Brought up Southern Baptist, she says that having a trans kid hasn’t changed her personal religious beliefs: “I see Avery as a gift from that creator. A gift who has made me a better person by expanding my mind and horizons and heart to people I might not have had a relationship with otherwise.”

What she hopes for the future is for Avery not to be limited because of being trans.

Debi says: “We hold far too many women back in our society, and she as a trans woman could be held back even further. So my hope for her future is that she has no limits.”

And she adds that the more she learns about trans communities, the more she realises how much more work there is to do to ensure that trans people of colour are safe.

“We need to do more to support Black and brown trans women,” Debi says. “They are facing so much violence. The number who are attacked and killed every single year is mind-blowing, yet so many don’t have their stories told or their names remembered.”

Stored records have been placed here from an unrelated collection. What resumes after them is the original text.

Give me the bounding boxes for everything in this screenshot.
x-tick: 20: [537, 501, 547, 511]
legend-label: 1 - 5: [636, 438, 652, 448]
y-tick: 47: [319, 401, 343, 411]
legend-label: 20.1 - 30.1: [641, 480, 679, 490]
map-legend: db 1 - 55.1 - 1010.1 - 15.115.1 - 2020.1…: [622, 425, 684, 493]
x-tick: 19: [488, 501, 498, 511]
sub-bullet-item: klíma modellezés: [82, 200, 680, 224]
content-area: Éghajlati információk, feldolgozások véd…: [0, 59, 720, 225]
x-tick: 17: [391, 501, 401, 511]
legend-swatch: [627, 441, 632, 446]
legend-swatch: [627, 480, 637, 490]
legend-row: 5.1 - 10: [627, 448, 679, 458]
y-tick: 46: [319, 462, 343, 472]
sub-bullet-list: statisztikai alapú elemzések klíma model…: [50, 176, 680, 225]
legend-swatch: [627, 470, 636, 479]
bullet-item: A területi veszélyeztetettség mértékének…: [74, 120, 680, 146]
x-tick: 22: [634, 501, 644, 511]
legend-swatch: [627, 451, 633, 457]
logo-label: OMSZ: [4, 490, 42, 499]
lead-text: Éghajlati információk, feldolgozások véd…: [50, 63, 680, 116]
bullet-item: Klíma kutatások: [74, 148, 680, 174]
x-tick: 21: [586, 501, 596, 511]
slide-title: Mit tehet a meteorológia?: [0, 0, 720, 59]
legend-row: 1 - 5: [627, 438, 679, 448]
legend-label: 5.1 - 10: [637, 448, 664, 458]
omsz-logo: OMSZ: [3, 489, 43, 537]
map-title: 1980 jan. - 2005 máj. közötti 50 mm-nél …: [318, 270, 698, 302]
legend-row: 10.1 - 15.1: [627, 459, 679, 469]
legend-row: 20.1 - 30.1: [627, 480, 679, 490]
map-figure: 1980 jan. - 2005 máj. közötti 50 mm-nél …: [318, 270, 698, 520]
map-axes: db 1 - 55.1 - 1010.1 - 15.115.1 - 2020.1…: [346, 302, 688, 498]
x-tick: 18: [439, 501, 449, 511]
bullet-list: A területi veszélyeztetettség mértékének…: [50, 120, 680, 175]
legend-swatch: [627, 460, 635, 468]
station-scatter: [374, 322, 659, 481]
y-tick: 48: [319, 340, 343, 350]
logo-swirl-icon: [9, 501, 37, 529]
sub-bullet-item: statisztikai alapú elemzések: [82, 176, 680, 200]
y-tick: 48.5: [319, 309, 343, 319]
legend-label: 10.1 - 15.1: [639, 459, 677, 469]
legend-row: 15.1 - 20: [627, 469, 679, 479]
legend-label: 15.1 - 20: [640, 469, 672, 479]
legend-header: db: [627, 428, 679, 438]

Debi’s advice? “We need to listen to Black and brown trans women. What do they need for jobs and careers and safe housing and access to healthcare?”

These things aren’t a “mystery”, Debi says, adding: “It’s time to start dismantling the barriers.”

Shortly after Transhood was released, Stephanie Byers, a Native American trans woman, was elected to the Kansas state house of representatives.

Byers, a member of the Native American Chickasaw Nation, is believed to be the first transgender person of colour elected to office anywhere in the United States. She will also be the first trans representative in the Kansas state legislature, helping to bolster representation on the body.

Transhood is on Sky Documentaries and Now TV from 19 January.